The rest is more the stuff of fairytales than history. The taciturn Clash suddenly found his voice. Moreover, by taking his inspiration for Elmo's loving personality from his parents, he won the hearts of children everywhere, who responded to eager furball's need to demonstrate and receive affection through hugging. The instantaneous transformation was little short of phenomenal, with Rosie O'Donnell and Whoopi Goldberg (who also narrates) recalling the panic buying of Hug Me Elmo toys and fellow operators Frank Oz, Fran Brill, Bill Barretta, Caroll Spinney and Martin P. Robinson generously saying how much Clash deserved his success.

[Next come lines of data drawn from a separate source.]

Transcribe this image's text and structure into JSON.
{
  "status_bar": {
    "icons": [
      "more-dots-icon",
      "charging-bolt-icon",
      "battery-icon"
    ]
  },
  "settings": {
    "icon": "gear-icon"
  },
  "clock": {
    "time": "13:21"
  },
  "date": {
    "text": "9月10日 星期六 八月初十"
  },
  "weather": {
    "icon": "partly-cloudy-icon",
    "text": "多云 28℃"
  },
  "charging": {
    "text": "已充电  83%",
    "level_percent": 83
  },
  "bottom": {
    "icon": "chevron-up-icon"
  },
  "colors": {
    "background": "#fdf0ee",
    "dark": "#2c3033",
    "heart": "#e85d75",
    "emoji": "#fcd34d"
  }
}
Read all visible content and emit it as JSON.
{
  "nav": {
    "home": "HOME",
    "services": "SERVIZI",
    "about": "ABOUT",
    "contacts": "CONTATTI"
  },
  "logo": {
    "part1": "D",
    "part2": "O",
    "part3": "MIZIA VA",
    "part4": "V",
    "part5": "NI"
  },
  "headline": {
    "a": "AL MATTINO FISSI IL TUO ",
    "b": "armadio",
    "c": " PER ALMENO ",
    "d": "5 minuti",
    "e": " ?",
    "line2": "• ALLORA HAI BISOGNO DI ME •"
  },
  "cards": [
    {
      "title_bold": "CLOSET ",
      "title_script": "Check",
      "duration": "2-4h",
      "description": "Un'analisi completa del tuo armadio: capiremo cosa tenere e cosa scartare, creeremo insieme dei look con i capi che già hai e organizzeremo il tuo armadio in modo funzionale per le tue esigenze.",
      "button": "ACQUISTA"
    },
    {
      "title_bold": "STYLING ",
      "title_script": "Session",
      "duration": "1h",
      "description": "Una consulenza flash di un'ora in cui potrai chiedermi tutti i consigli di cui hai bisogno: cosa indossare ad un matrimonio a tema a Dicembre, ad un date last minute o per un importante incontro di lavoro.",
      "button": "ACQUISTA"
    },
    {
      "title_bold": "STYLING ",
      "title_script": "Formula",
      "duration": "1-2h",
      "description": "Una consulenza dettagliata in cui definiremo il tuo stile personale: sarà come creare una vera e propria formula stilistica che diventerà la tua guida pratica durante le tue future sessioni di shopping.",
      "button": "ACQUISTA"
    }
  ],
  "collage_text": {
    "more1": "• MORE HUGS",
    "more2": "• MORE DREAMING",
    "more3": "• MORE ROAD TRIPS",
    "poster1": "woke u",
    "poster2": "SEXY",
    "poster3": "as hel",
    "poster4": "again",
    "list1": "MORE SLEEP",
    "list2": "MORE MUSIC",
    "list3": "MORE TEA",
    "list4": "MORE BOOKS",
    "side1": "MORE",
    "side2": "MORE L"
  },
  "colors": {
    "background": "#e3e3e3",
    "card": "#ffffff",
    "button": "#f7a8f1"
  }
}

Following the death of Jim Henson, Clash became part of the Sesame Street backroom furniture and a casual shot of the nine Emmys on his sideboard testify to the enduring popularity of his work as Elmo. But, despite having access to Clash for six years, Constance Marks provides disappointingly few insights into the show and, apart from footage of some school visits and a meeting with a dying Make a Wish child, she also fails to capture the appeal of this adorable puppet. Similarly, she struggles to discover what it is about puppetry that allows this taciturn man to express himself so easily, while she also skirts around the thornier issues of a private life that has clearly been compromised by workaholism. Clash wishes he had devoted more time to his daughter Shannon, but no real attempt is made to discuss why he seems to have always found it easier to give love through a puppet than through his own persona.

Criticising a film about Elmo and his re-creator feels like committing some kind of atrocity against humanity. But, while this is a breezily sincere profile that has unearthed some fascinating archive material and capably juxtaposes the joyous and the poignant, it always feels rather like the documentary equivalent of a puppet performance, as Clash has only really allowed us to see what he is prepared to show.